Тотчас Авола (он ничего не знал о Давиде и его талантах взломщика электронных кодов) послал Вернера по адресу Франсуа, а Фабио — к Доминик. Он приказал понаблюдать за ними и, если окажется возможным, заполучить, не привлекая внимания соседей, пленку со снимками, сделанными в «Оберж де ля Рок». Прибегнув, если будет необходимо, и к насилию.
Но эти усилия оказались тщетными. Несколько ночных звонков подтвердили, что оба журналиста не возвращались домой.
Карло не мог себе ни на минуту представить, что те, кого он выслеживал, находились как раз в это время рядом с ним, этажом ниже, и, сдерживая гнев, он прикидывал последствия, которые может иметь преждевременное разглашение некоторых банковских сведений для осуществления планов «благородного общества» и для его собственного будущего. Но он еще не знал худшего: раскрытия компьютерами организационной структуры Люксембургской генеральной инвестиционной компании. И что еще более важно: обнаружения головы этой финансовой гидры на Сицилии. Если бы он это знал, то действовал бы соответствующим образом. Ему нетрудно было бы сообразить, что журналисты захотят сохранять собранные данные до тех пор, пока расследование не будет закончено, и обеспечить себе таким образом эксклюзивные права. Вполне было вероятно поэтому, что никто, кроме них, ничего не знает. Можно было также принять быстрые и решительные меры, чтобы заставить навсегда замолчать нежелательных свидетелей. В этом случае посланник мафии не колебался бы ни секунды и дал бы зеленый свет профессиональным убийцам на мотоциклах, которых нетрудно найти среди подонков больших городов.
Для Аволы это было бы вопросом жизни и смерти.
Если бы человек из Таормины узнал, что весь хитроумный механизм, предназначенный для того, чтобы придать респектабельный вид миллиардам, полученным от торговли наркотиками, азартных игр и проституции, оказался под угрозой разоблачения, Карло Авола мог бы заказывать молитву за упокой своей души.
Возможно даже, что дон Джузеппе воспользовался бы случаем показать пример и устрашить многочисленных финансистов, ставших рабами этих денег-хамелеонов: он позволил бы виновному поцеловать свою руку, перед тем как предать пытке, которую сообщники окрестили «инкапареттати» («связанная коза»). Обреченного опутывают скользящими петлями так, что он сам медленно душит себя своими собственными движениями.
По сравнению с этим по-восточному изуверским истязанием приговор «пососать ствол люпары» показался бы милосердным.
Но Франсуа и Доминик спасало то (по крайней мере сейчас), что Карло, привыкший иметь дело с крупными международными органами печати, смотрел на этих провинциальных журналистов, как на мелкую сошку. Ему и в голову не приходило, что они смогут в своем расследовании прибегнуть к столь сложным методам, как компьютерное пиратство.

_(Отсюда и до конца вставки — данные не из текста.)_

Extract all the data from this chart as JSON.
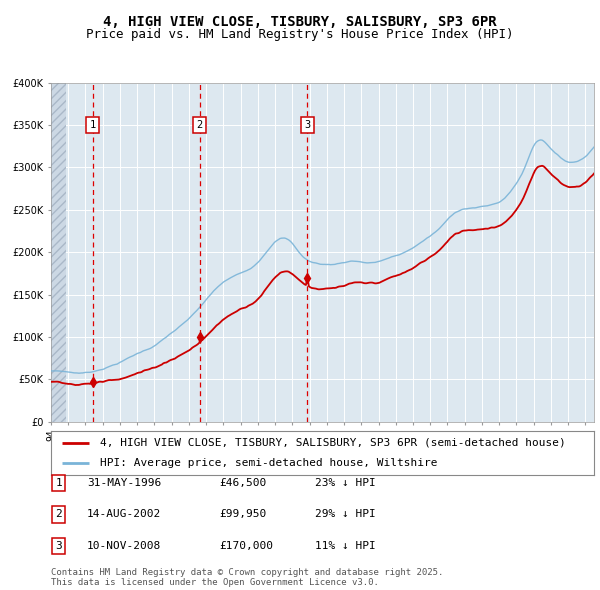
{
  "title": "4, HIGH VIEW CLOSE, TISBURY, SALISBURY, SP3 6PR",
  "subtitle": "Price paid vs. HM Land Registry's House Price Index (HPI)",
  "ylim": [
    0,
    400000
  ],
  "yticks": [
    0,
    50000,
    100000,
    150000,
    200000,
    250000,
    300000,
    350000,
    400000
  ],
  "ytick_labels": [
    "£0",
    "£50K",
    "£100K",
    "£150K",
    "£200K",
    "£250K",
    "£300K",
    "£350K",
    "£400K"
  ],
  "xlim_start": 1994.0,
  "xlim_end": 2025.5,
  "hpi_color": "#7ab4d8",
  "price_color": "#cc0000",
  "marker_color": "#cc0000",
  "vline_color": "#dd0000",
  "background_color": "#dde8f0",
  "grid_color": "#ffffff",
  "sale1_date_num": 1996.42,
  "sale1_price": 46500,
  "sale1_label": "1",
  "sale2_date_num": 2002.62,
  "sale2_price": 99950,
  "sale2_label": "2",
  "sale3_date_num": 2008.87,
  "sale3_price": 170000,
  "sale3_label": "3",
  "legend_line1": "4, HIGH VIEW CLOSE, TISBURY, SALISBURY, SP3 6PR (semi-detached house)",
  "legend_line2": "HPI: Average price, semi-detached house, Wiltshire",
  "table_row1": [
    "1",
    "31-MAY-1996",
    "£46,500",
    "23% ↓ HPI"
  ],
  "table_row2": [
    "2",
    "14-AUG-2002",
    "£99,950",
    "29% ↓ HPI"
  ],
  "table_row3": [
    "3",
    "10-NOV-2008",
    "£170,000",
    "11% ↓ HPI"
  ],
  "footer": "Contains HM Land Registry data © Crown copyright and database right 2025.\nThis data is licensed under the Open Government Licence v3.0.",
  "title_fontsize": 10,
  "subtitle_fontsize": 9,
  "tick_fontsize": 7,
  "legend_fontsize": 8,
  "table_fontsize": 8,
  "footer_fontsize": 6.5
}
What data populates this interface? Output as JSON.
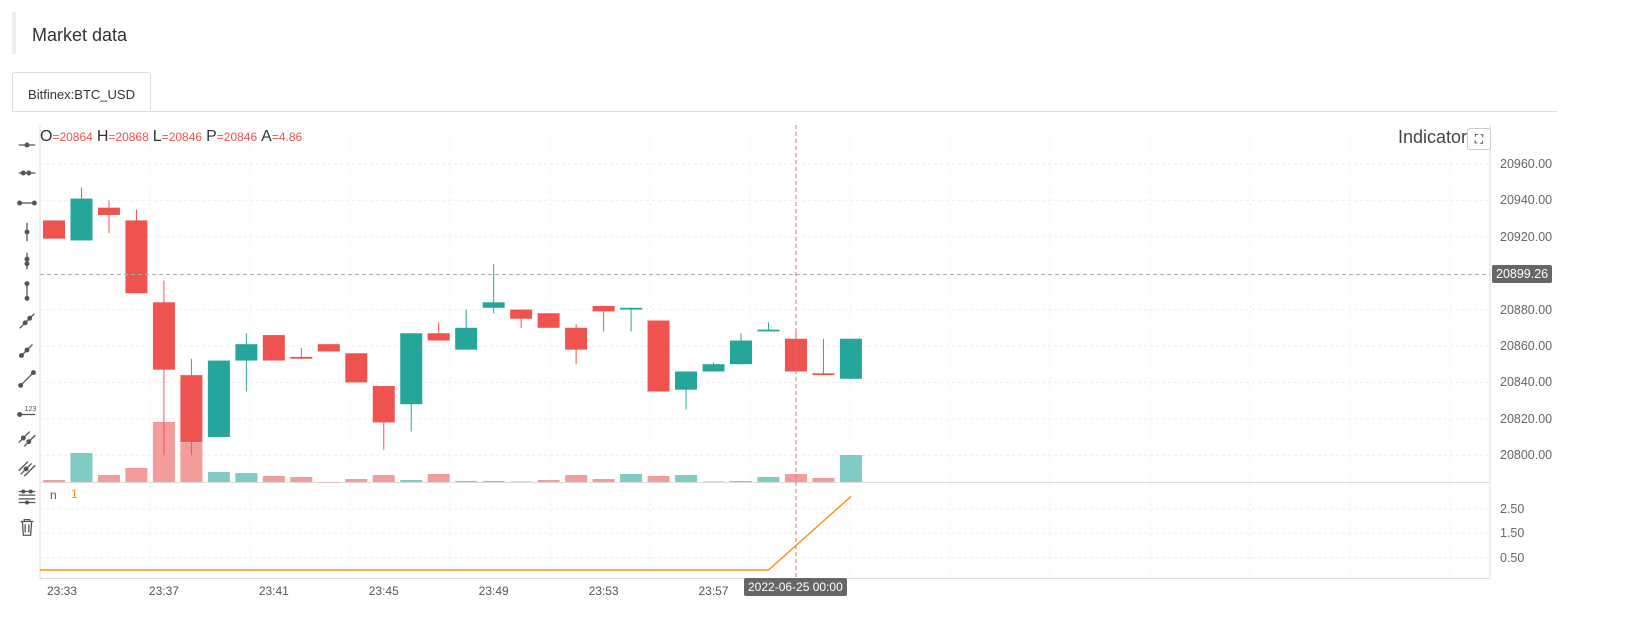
{
  "header": {
    "title": "Market data",
    "tab": "Bitfinex:BTC_USD"
  },
  "legend": {
    "o_label": "O",
    "o": "=20864",
    "h_label": "H",
    "h": "=20868",
    "l_label": "L",
    "l": "=20846",
    "p_label": "P",
    "p": "=20846",
    "a_label": "A",
    "a": "=4.86"
  },
  "indicator": {
    "title": "Indicator",
    "fullscreen_icon": "expand-icon",
    "n_label": "n",
    "n_value": "1"
  },
  "crosshair": {
    "price": "20899.26",
    "time": "2022-06-25 00:00"
  },
  "colors": {
    "up": "#26a69a",
    "down": "#ef5350",
    "up_vol": "#80cbc4",
    "down_vol": "#f49c9b",
    "indicator": "#f7931a"
  },
  "toolbar": [
    "horizontal-ray-icon",
    "horizontal-segment-icon",
    "horizontal-line-icon",
    "vertical-ray-icon",
    "vertical-segment-icon",
    "vertical-line-icon",
    "trend-ray-icon",
    "trend-segment-icon",
    "trend-line-icon",
    "price-label-icon",
    "parallel-channel-icon",
    "pitchfork-icon",
    "fib-levels-icon",
    "delete-icon"
  ],
  "chart_data": {
    "type": "candlestick",
    "price_ticks": [
      "20960.00",
      "20940.00",
      "20920.00",
      "20880.00",
      "20860.00",
      "20840.00",
      "20820.00",
      "20800.00"
    ],
    "price_tick_values": [
      20960,
      20940,
      20920,
      20880,
      20860,
      20840,
      20820,
      20800
    ],
    "indicator_ticks": [
      "2.50",
      "1.50",
      "0.50"
    ],
    "indicator_tick_values": [
      2.5,
      1.5,
      0.5
    ],
    "time_ticks": [
      "23:33",
      "23:37",
      "23:41",
      "23:45",
      "23:49",
      "23:53",
      "23:57"
    ],
    "time_tick_index": [
      0,
      4,
      8,
      12,
      16,
      20,
      24
    ],
    "candles": [
      [
        20929,
        20929,
        20919,
        20919
      ],
      [
        20918,
        20947,
        20918,
        20941
      ],
      [
        20936,
        20940,
        20922,
        20932
      ],
      [
        20929,
        20935,
        20889,
        20889
      ],
      [
        20884,
        20896,
        20800,
        20847
      ],
      [
        20844,
        20853,
        20800,
        20807
      ],
      [
        20810,
        20852,
        20810,
        20852
      ],
      [
        20852,
        20867,
        20835,
        20861
      ],
      [
        20866,
        20866,
        20852,
        20852
      ],
      [
        20854,
        20859,
        20853,
        20853
      ],
      [
        20861,
        20861,
        20857,
        20857
      ],
      [
        20856,
        20856,
        20840,
        20840
      ],
      [
        20838,
        20838,
        20803,
        20818
      ],
      [
        20828,
        20867,
        20813,
        20867
      ],
      [
        20867,
        20873,
        20863,
        20863
      ],
      [
        20858,
        20880,
        20858,
        20870
      ],
      [
        20881,
        20905,
        20878,
        20884
      ],
      [
        20880,
        20880,
        20870,
        20875
      ],
      [
        20878,
        20878,
        20870,
        20870
      ],
      [
        20870,
        20872,
        20850,
        20858
      ],
      [
        20882,
        20882,
        20868,
        20879
      ],
      [
        20880,
        20881,
        20868,
        20881
      ],
      [
        20874,
        20874,
        20835,
        20835
      ],
      [
        20836,
        20846,
        20825,
        20846
      ],
      [
        20846,
        20851,
        20846,
        20850
      ],
      [
        20850,
        20867,
        20850,
        20863
      ],
      [
        20868,
        20873,
        20868,
        20869
      ],
      [
        20864,
        20868,
        20846,
        20846
      ],
      [
        20845,
        20864,
        20844,
        20844
      ],
      [
        20842,
        20864,
        20842,
        20864
      ]
    ],
    "volumes": [
      2,
      29,
      7,
      14,
      60,
      39,
      10,
      9,
      6,
      5,
      0,
      3,
      7,
      2,
      8,
      1,
      1,
      0.5,
      2,
      7,
      3,
      8,
      6,
      7,
      0.5,
      1,
      5,
      8,
      4,
      27
    ],
    "indicator_n": [
      0,
      0,
      0,
      0,
      0,
      0,
      0,
      0,
      0,
      0,
      0,
      0,
      0,
      0,
      0,
      0,
      0,
      0,
      0,
      0,
      0,
      0,
      0,
      0,
      0,
      0,
      0,
      1,
      2,
      3
    ],
    "crosshair_index": 27,
    "crosshair_price": 20899.26
  }
}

«Коза ностра» не доверяет никому. Одна рука следит за другой. Один глаз стережет другой. И более чем где-либо надо всем царит закон: «Убирайся, а я сяду на твое место», применяемый с крайней жестокостью. Поэтому, опасаясь, что поднятый шум может дойти до слуха «крестного отца», импресарио решил повременить, когда Вернер и Фабио известили его по радиотелефону из своих машин, что оба журналиста наконец появились.

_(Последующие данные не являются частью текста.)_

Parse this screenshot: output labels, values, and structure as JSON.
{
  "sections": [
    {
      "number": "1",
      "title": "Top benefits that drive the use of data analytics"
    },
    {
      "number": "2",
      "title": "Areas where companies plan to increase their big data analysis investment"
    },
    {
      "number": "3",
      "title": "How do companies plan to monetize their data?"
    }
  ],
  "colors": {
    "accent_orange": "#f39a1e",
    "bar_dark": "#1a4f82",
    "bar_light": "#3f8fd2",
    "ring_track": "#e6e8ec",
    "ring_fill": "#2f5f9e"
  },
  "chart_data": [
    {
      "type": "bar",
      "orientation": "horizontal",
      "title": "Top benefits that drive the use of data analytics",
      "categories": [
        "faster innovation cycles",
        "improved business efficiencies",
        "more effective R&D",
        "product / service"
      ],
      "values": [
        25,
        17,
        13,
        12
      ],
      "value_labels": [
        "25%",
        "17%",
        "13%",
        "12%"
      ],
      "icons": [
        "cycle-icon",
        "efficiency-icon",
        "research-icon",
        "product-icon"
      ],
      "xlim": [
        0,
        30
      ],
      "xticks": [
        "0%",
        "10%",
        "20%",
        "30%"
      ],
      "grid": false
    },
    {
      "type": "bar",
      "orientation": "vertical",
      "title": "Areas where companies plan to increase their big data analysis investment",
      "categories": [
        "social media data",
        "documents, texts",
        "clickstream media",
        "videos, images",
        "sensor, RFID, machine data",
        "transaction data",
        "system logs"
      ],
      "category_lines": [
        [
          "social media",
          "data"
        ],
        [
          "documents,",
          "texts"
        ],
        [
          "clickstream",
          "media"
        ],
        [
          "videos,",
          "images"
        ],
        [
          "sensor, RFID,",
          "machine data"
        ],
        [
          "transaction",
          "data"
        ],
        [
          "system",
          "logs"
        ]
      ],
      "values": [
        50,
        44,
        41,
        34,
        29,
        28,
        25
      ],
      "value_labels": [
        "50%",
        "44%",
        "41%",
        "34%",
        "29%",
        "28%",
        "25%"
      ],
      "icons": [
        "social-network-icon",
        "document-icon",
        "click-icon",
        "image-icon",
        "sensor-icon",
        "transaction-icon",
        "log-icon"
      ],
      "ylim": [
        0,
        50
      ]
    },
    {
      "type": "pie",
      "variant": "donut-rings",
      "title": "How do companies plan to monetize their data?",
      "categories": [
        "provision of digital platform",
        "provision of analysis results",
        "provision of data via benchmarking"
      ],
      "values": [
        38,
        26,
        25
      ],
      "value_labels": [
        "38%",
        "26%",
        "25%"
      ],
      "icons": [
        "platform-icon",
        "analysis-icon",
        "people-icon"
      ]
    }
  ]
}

Молодая женщина зашла на несколько минут в свою квартиру, а потом, взяв дорожную сумку, отправилась куда-то в своем «ренджровере». Спортивный журналист также только заскочил к себе, а затем вышел и уехал на такси но направлению к вокзалу. В обоих случаях все произошло слишком быстро, и те, кто со вчерашнего дня поджидал их, не смогли попытаться изъять путем угроз фотографии, сделанные Брюньоном. Было слишком много свидетелей. Оба довольствовались тем, что устремились в погоню, и теперь ждали новых указаний.
Импресарио, расположившийся в лучшем номере городской гостиницы, продолжал исполнять свою роль организатора зрелищ, пышных праздников, танцев и музыки, призванных дать толпам возможность временно отвлечься от своих повседневных забот, и одновременно постоянно поддерживал связь с теми, кто по его приказу был готов пытать, калечить и убивать.